At this point I couldn't sit still without pain, but I'm not sure if it was my back or the article, so I stood up and turned on, briefly, the end of the Tim Russert Comedy Hour--a panel discussion where the reliable idiocy of Michael "Mushroom Cloud" Gerson was reliably faux-balanced by Ken "Let's Hope the MIT Ph.Ds Who Handle Plutonium Are Minimally Competent" Pollack. Chuck Schumer, on board, I thought, to discuss how federal banking regulation would affect the surge, was actually there because he's written a book Tim Bob could portray as "critical of Democrats". Louisiana's junior Senator David "New Orleans Is Not Filling Up Like a Bowl" Vittner was on hand to make sure Schumer didn't gang up on the other three.
And even so it is impossible for war critics to lose an argument these days, which was made manifest in the next ten minutes as This Week began with Biden and my senior Senator, and when Joe Biden not only makes you look foolish but you make him look like Fred Astaire while he does it, it's time to do something you haven't done in seven terms in the Senate, namely serve your constituents instead of your own ego and get the fuck off the stage. Lugar, as ranking Republican on the Foreign Relations committee, has been assigned the water-carrying position in opposing the various non-binding, anti-surge resolutions, and it's amazing to note that thirty years of doing this sort of thing hasn't yet turned him into someone who can lie believably. And it sure as hell isn't about to turn him into Chuck Hagel; the last time anything like an honest opinion unvetted by the Republican power structure left his mouth it involved instituting a national sales tax to replace the income tax and resulted in his Presidential campaign sinking faster than Michael Richard's career.

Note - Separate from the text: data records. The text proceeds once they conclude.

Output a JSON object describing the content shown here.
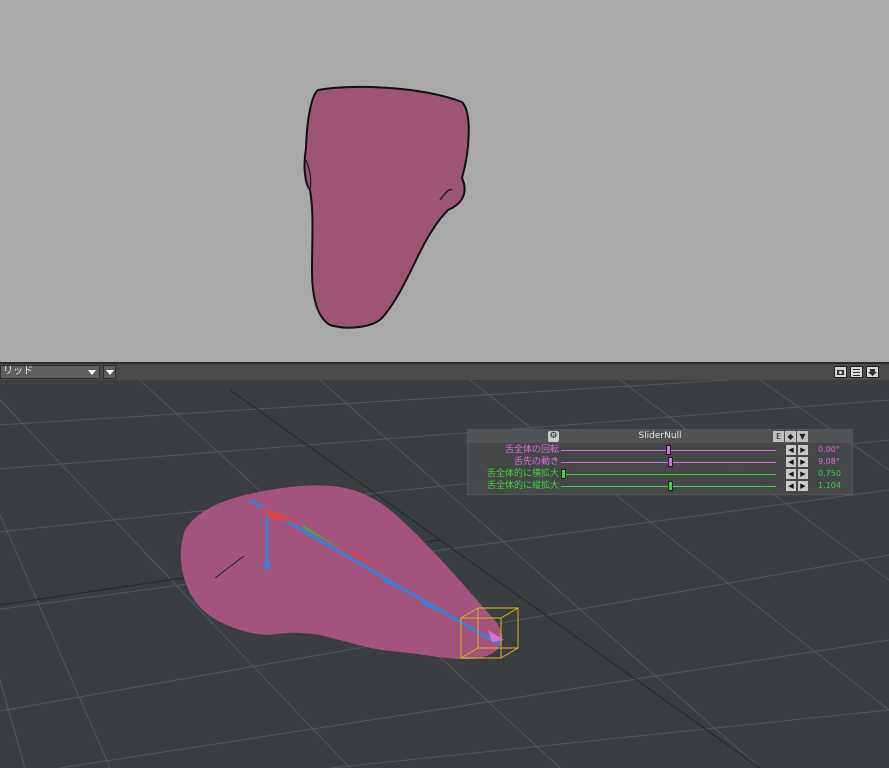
{
  "toolbar": {
    "view_mode": "リッド",
    "icons": [
      "camera-icon",
      "list-icon",
      "save-icon"
    ]
  },
  "slider_panel": {
    "title": "SliderNull",
    "header_buttons": [
      "E",
      "◆",
      "▼"
    ],
    "rows": [
      {
        "label": "舌全体の回転",
        "value": "0.00°",
        "color": "#d86fd8",
        "thumb_fraction": 0.5
      },
      {
        "label": "舌先の動き",
        "value": "9.08°",
        "color": "#d86fd8",
        "thumb_fraction": 0.51
      },
      {
        "label": "舌全体的に横拡大",
        "value": "0.750",
        "color": "#3fd23f",
        "thumb_fraction": 0.0
      },
      {
        "label": "舌全体的に縦拡大",
        "value": "1.104",
        "color": "#3fd23f",
        "thumb_fraction": 0.51
      }
    ]
  },
  "colors": {
    "tongue": "#9e5473",
    "top_background": "#a9a9a9",
    "grid_background": "#3b3e40",
    "null_box": "#e0b020"
  }
}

By this time what Democrats there were had been asked six times whether a non-binding resolution that Everyone Knows George W. Bush is a Moron wouldn't "hurt morale and embolden the enemy", which had begun to sound like a wounded lover's plaint. And then I realized the whole matter had become a bad Lifetime domestic abuse movie, where the hyperviolent spouse, pleading for just one more chance (This Time I Mean It!) had somehow become convinced that one last ninety-second lovemaking lesson would rekindle the magic and wipe out years of bad memories. Pathetic, really, if it weren't so serious. The old pols in this country apparently believe that Viagra™ can fix anything.
1 comment:
Yea, verily, well said sir! *golf clapping heard*
But do something about your back. I had the same hinky twinge type of susceptibilities and started faithfully doing back extensions on a stability ball and got mo' better.